Obama Tax Proposal Would Reduce Charitable Giving by $9.4 Billion
February 12, 2015
When taxpayers go to file their taxes, they can deduct charitable contributions they've made in order to limit their tax liability. But President Obama has proposed to limit the value of those deductions for high-income households -- a move that will have a major, negative impact on charitable giving.
Howard Husock, vice president for policy research at the Manhattan Institute, says the proposal ignores the role of high-income taxpayers in contributing to charitable causes:
- American households give more than $200 billion to charity each year.
- In 2009, 2.6 percent of American households had incomes above $200,000.
- Not only were those households responsible for 25.1 percent of all household income, but their charitable deductions were 29.5 percent of the value of all charitable donations made that year.
With high-earners being such large contributors to charity, what would reducing their charitable deductions mean? According to Arthur Brooks of the American Enterprise Institute, a $9.4 billion decline in charitable giving.

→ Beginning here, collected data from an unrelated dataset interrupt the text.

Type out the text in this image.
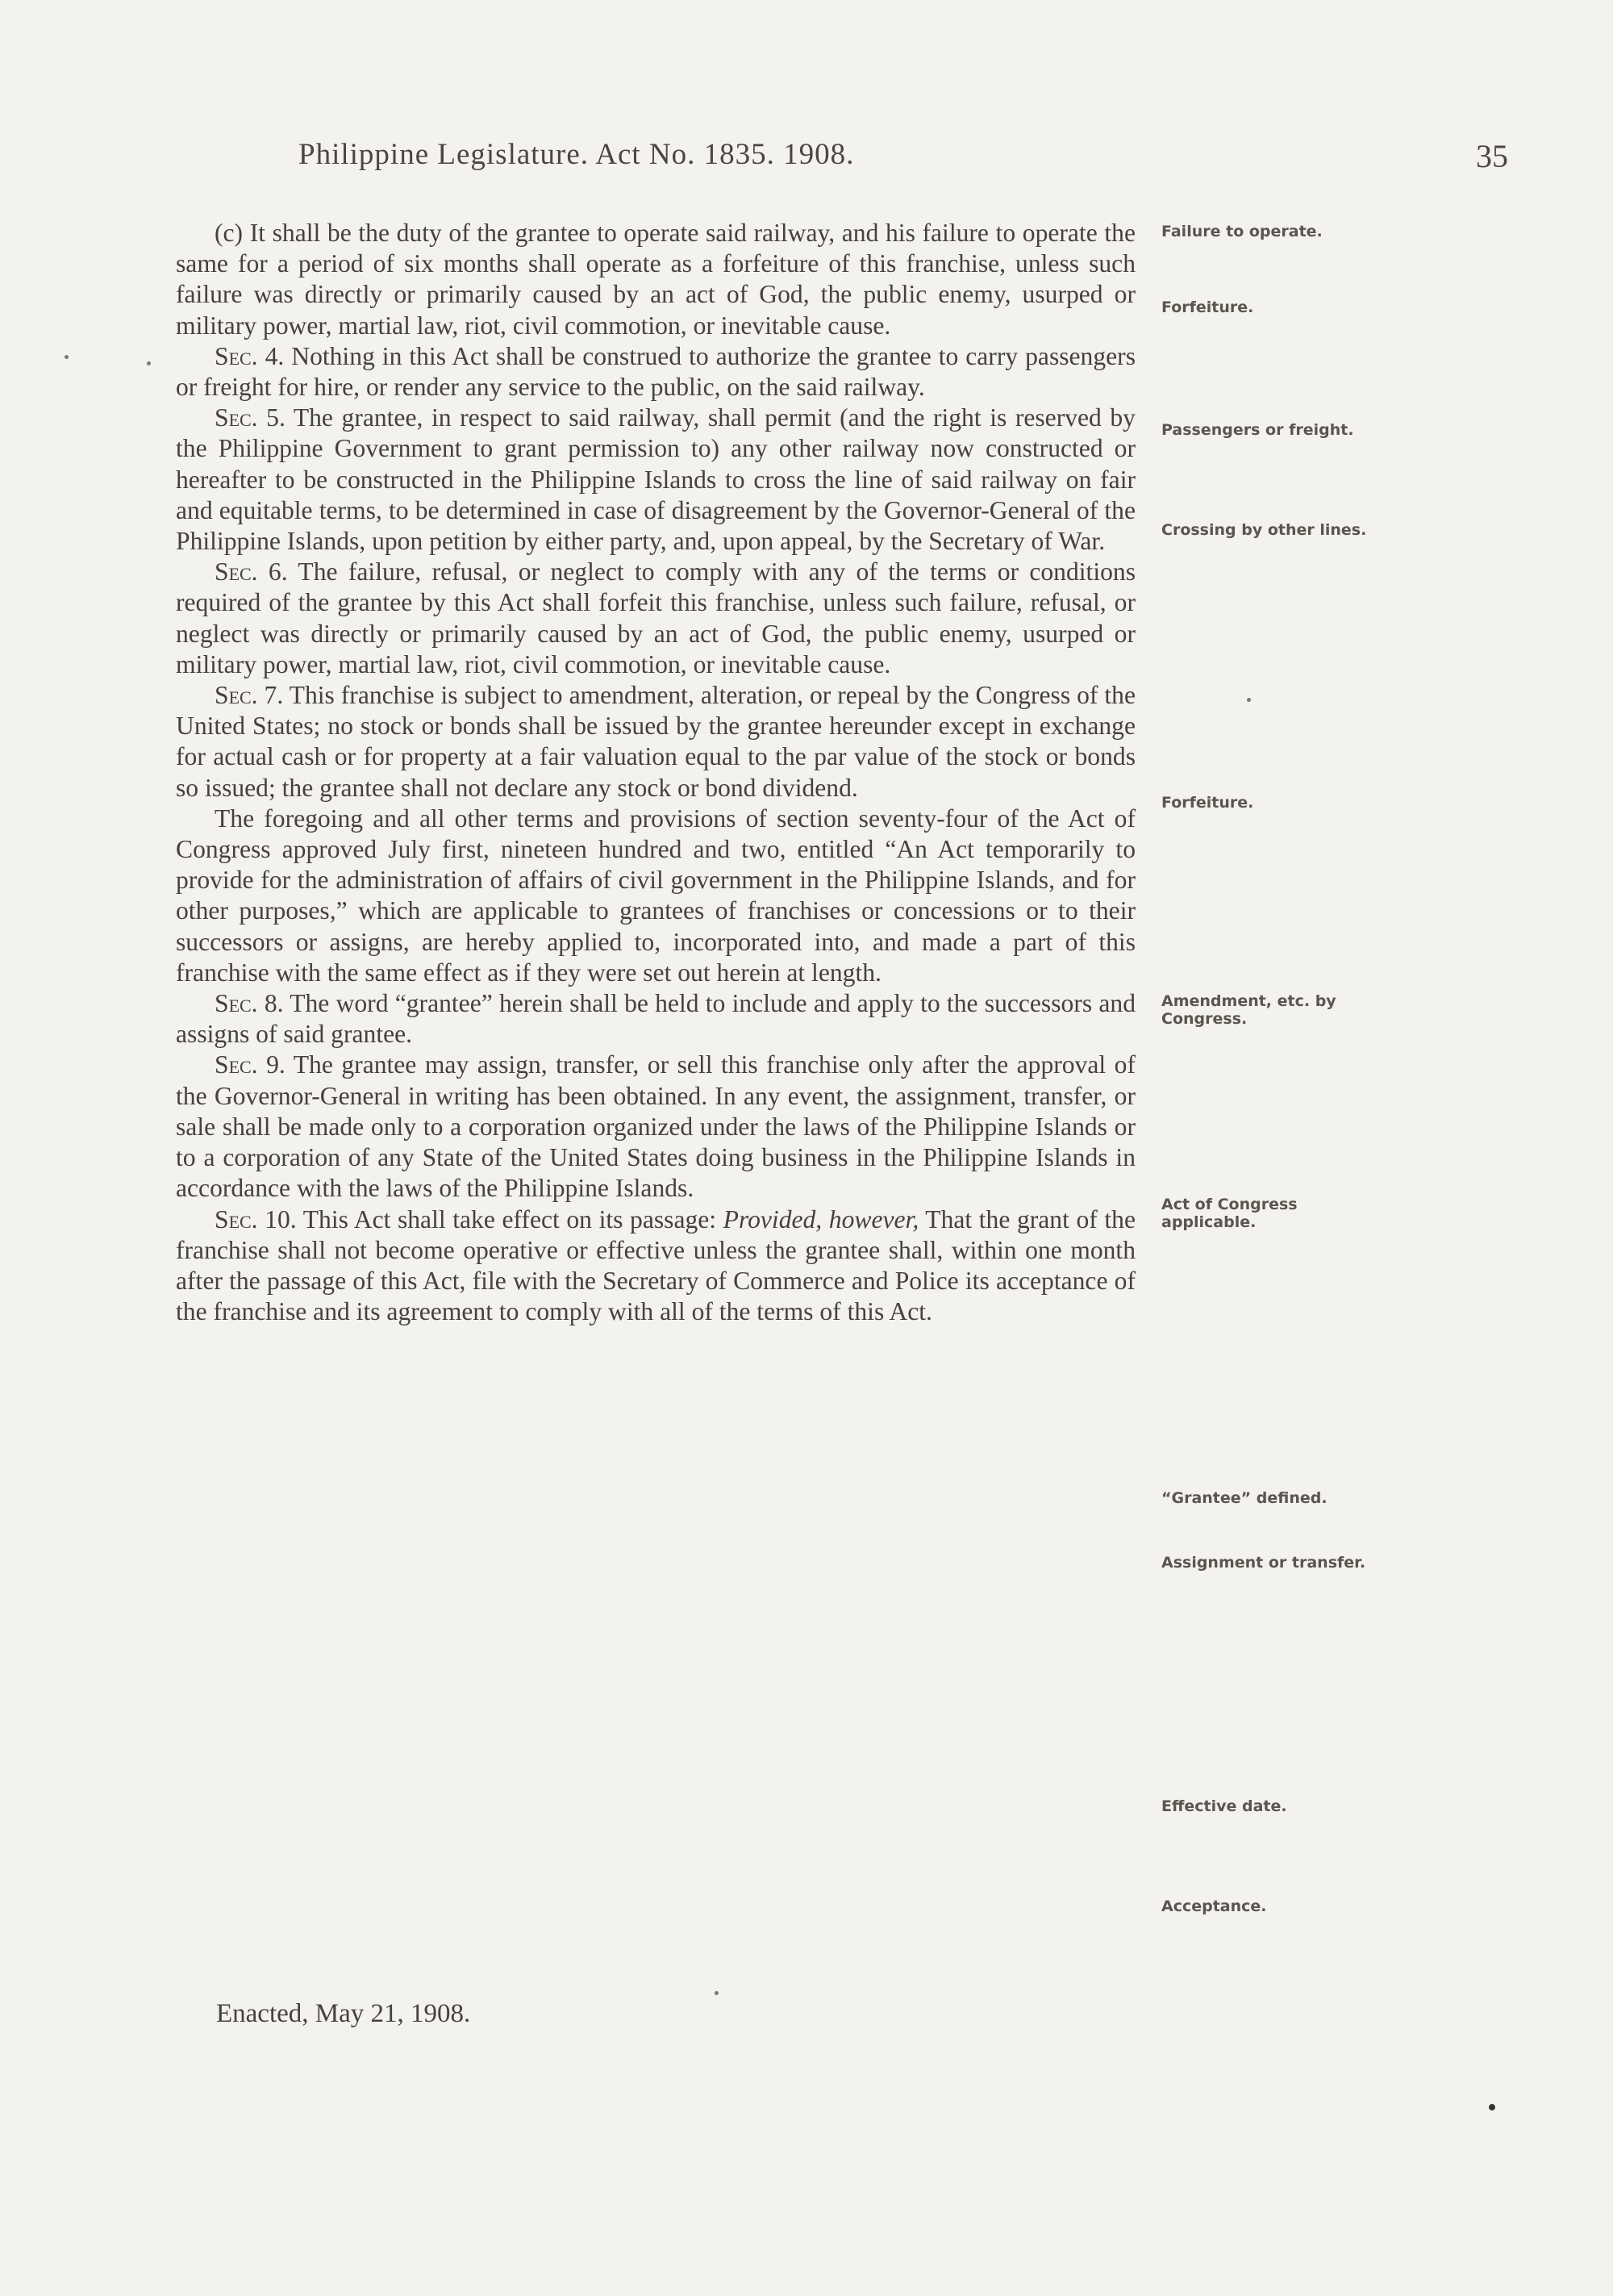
Philippine Legislature. Act No. 1835. 1908.	35

(c) It shall be the duty of the grantee to operate said railway, and his failure to operate the same for a period of six months shall operate as a forfeiture of this franchise, unless such failure was directly or primarily caused by an act of God, the public enemy, usurped or military power, martial law, riot, civil commotion, or inevitable cause.

Sec. 4. Nothing in this Act shall be construed to authorize the grantee to carry passengers or freight for hire, or render any service to the public, on the said railway.

Sec. 5. The grantee, in respect to said railway, shall permit (and the right is reserved by the Philippine Government to grant permission to) any other railway now constructed or hereafter to be constructed in the Philippine Islands to cross the line of said railway on fair and equitable terms, to be determined in case of disagreement by the Governor-General of the Philippine Islands, upon petition by either party, and, upon appeal, by the Secretary of War.

Sec. 6. The failure, refusal, or neglect to comply with any of the terms or conditions required of the grantee by this Act shall forfeit this franchise, unless such failure, refusal, or neglect was directly or primarily caused by an act of God, the public enemy, usurped or military power, martial law, riot, civil commotion, or inevitable cause.

Sec. 7. This franchise is subject to amendment, alteration, or repeal by the Congress of the United States; no stock or bonds shall be issued by the grantee hereunder except in exchange for actual cash or for property at a fair valuation equal to the par value of the stock or bonds so issued; the grantee shall not declare any stock or bond dividend.

The foregoing and all other terms and provisions of section seventy-four of the Act of Congress approved July first, nineteen hundred and two, entitled “An Act temporarily to provide for the administration of affairs of civil government in the Philippine Islands, and for other purposes,” which are applicable to grantees of franchises or concessions or to their successors or assigns, are hereby applied to, incorporated into, and made a part of this franchise with the same effect as if they were set out herein at length.

Sec. 8. The word “grantee” herein shall be held to include and apply to the successors and assigns of said grantee.

Sec. 9. The grantee may assign, transfer, or sell this franchise only after the approval of the Governor-General in writing has been obtained. In any event, the assignment, transfer, or sale shall be made only to a corporation organized under the laws of the Philippine Islands or to a corporation of any State of the United States doing business in the Philippine Islands in accordance with the laws of the Philippine Islands.

Sec. 10. This Act shall take effect on its passage: Provided, however, That the grant of the franchise shall not become operative or effective unless the grantee shall, within one month after the passage of this Act, file with the Secretary of Commerce and Police its acceptance of the franchise and its agreement to comply with all of the terms of this Act.

Enacted, May 21, 1908.
Failure to operate.
Forfeiture.
Passengers or freight.
Crossing by other lines.
Forfeiture.
Amendment, etc. by Congress.
Act of Congress applicable.
“Grantee” defined.
Assignment or transfer.
Effective date.
Acceptance.
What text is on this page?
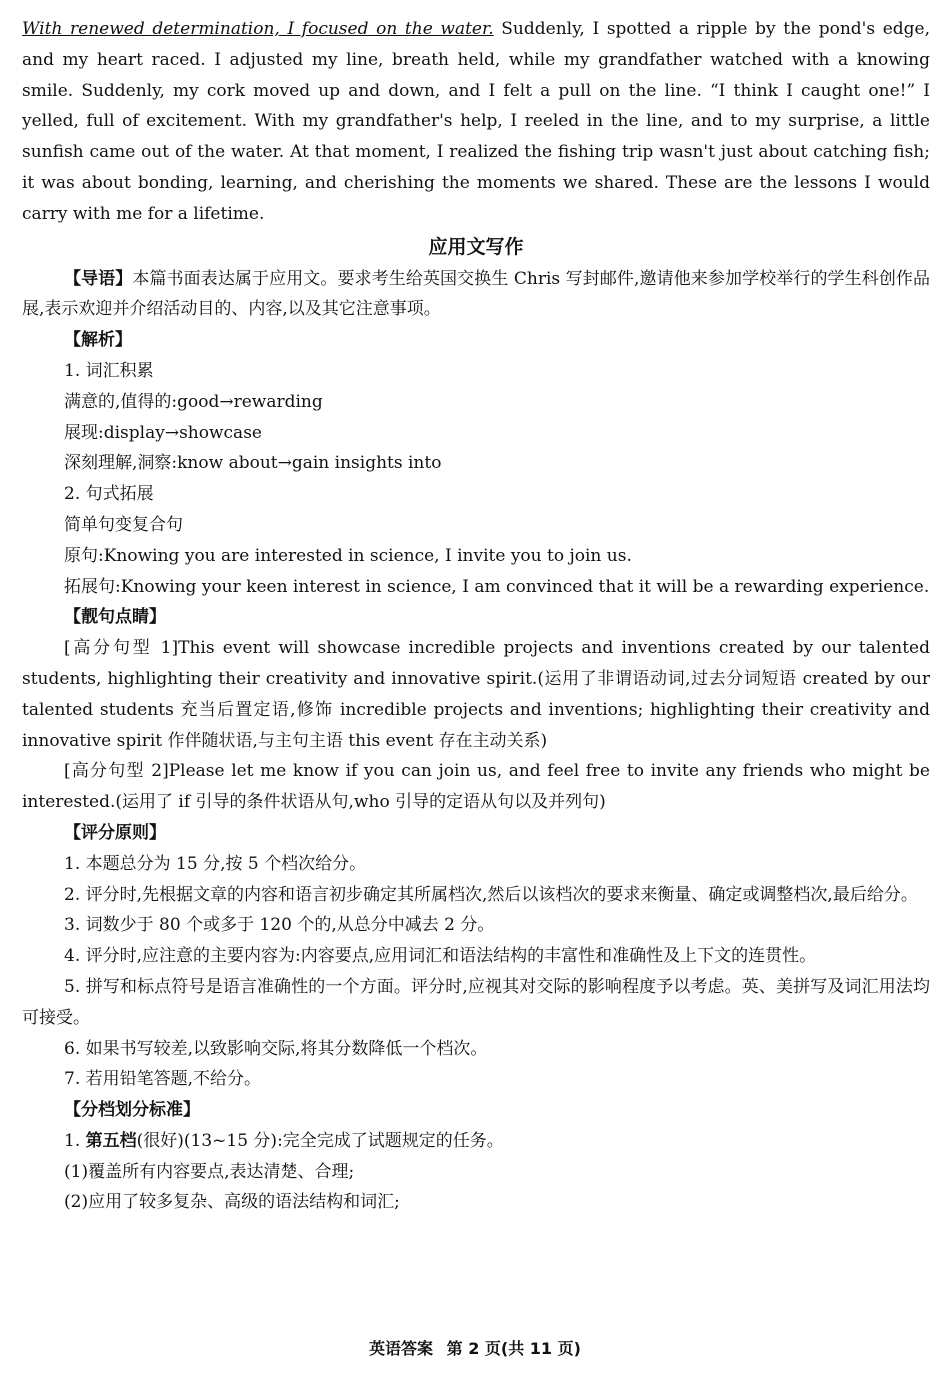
With renewed determination, I focused on the water. Suddenly, I spotted a ripple by the pond's edge, and my heart raced. I adjusted my line, breath held, while my grandfather watched with a knowing smile. Suddenly, my cork moved up and down, and I felt a pull on the line. “I think I caught one!” I yelled, full of excitement. With my grandfather's help, I reeled in the line, and to my surprise, a little sunfish came out of the water. At that moment, I realized the fishing trip wasn't just about catching fish; it was about bonding, learning, and cherishing the moments we shared. These are the lessons I would carry with me for a lifetime.

应用文写作

【导语】本篇书面表达属于应用文。要求考生给英国交换生 Chris 写封邮件,邀请他来参加学校举行的学生科创作品展,表示欢迎并介绍活动目的、内容,以及其它注意事项。

【解析】

1. 词汇积累

满意的,值得的:good→rewarding

展现:display→showcase

深刻理解,洞察:know about→gain insights into

2. 句式拓展

简单句变复合句

原句:Knowing you are interested in science, I invite you to join us.

拓展句:Knowing your keen interest in science, I am convinced that it will be a rewarding experience.

【靓句点睛】

[高分句型 1]This event will showcase incredible projects and inventions created by our talented students, highlighting their creativity and innovative spirit.(运用了非谓语动词,过去分词短语 created by our talented students 充当后置定语,修饰 incredible projects and inventions; highlighting their creativity and innovative spirit 作伴随状语,与主句主语 this event 存在主动关系)

[高分句型 2]Please let me know if you can join us, and feel free to invite any friends who might be interested.(运用了 if 引导的条件状语从句,who 引导的定语从句以及并列句)

【评分原则】

1. 本题总分为 15 分,按 5 个档次给分。

2. 评分时,先根据文章的内容和语言初步确定其所属档次,然后以该档次的要求来衡量、确定或调整档次,最后给分。

3. 词数少于 80 个或多于 120 个的,从总分中减去 2 分。

4. 评分时,应注意的主要内容为:内容要点,应用词汇和语法结构的丰富性和准确性及上下文的连贯性。

5. 拼写和标点符号是语言准确性的一个方面。评分时,应视其对交际的影响程度予以考虑。英、美拼写及词汇用法均可接受。

6. 如果书写较差,以致影响交际,将其分数降低一个档次。

7. 若用铅笔答题,不给分。

【分档划分标准】

1. 第五档(很好)(13~15 分):完全完成了试题规定的任务。

(1)覆盖所有内容要点,表达清楚、合理;

(2)应用了较多复杂、高级的语法结构和词汇;

英语答案 第 2 页(共 11 页)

Husock says that perhaps the government has not realized the impact of its proposal -- or, perhaps it thinks the government can address the needs of the poor without private charity. That would be a mistake -- the NCPA's latest report shows how government policies intended to help the poor actually hurt low-income Americans, especially black Americans, and an op-ed from NCPA CEO Allen West and Senior Fellow Pam Villarreal highlights the failure of Lyndon Johnson's big-government Great Society plan.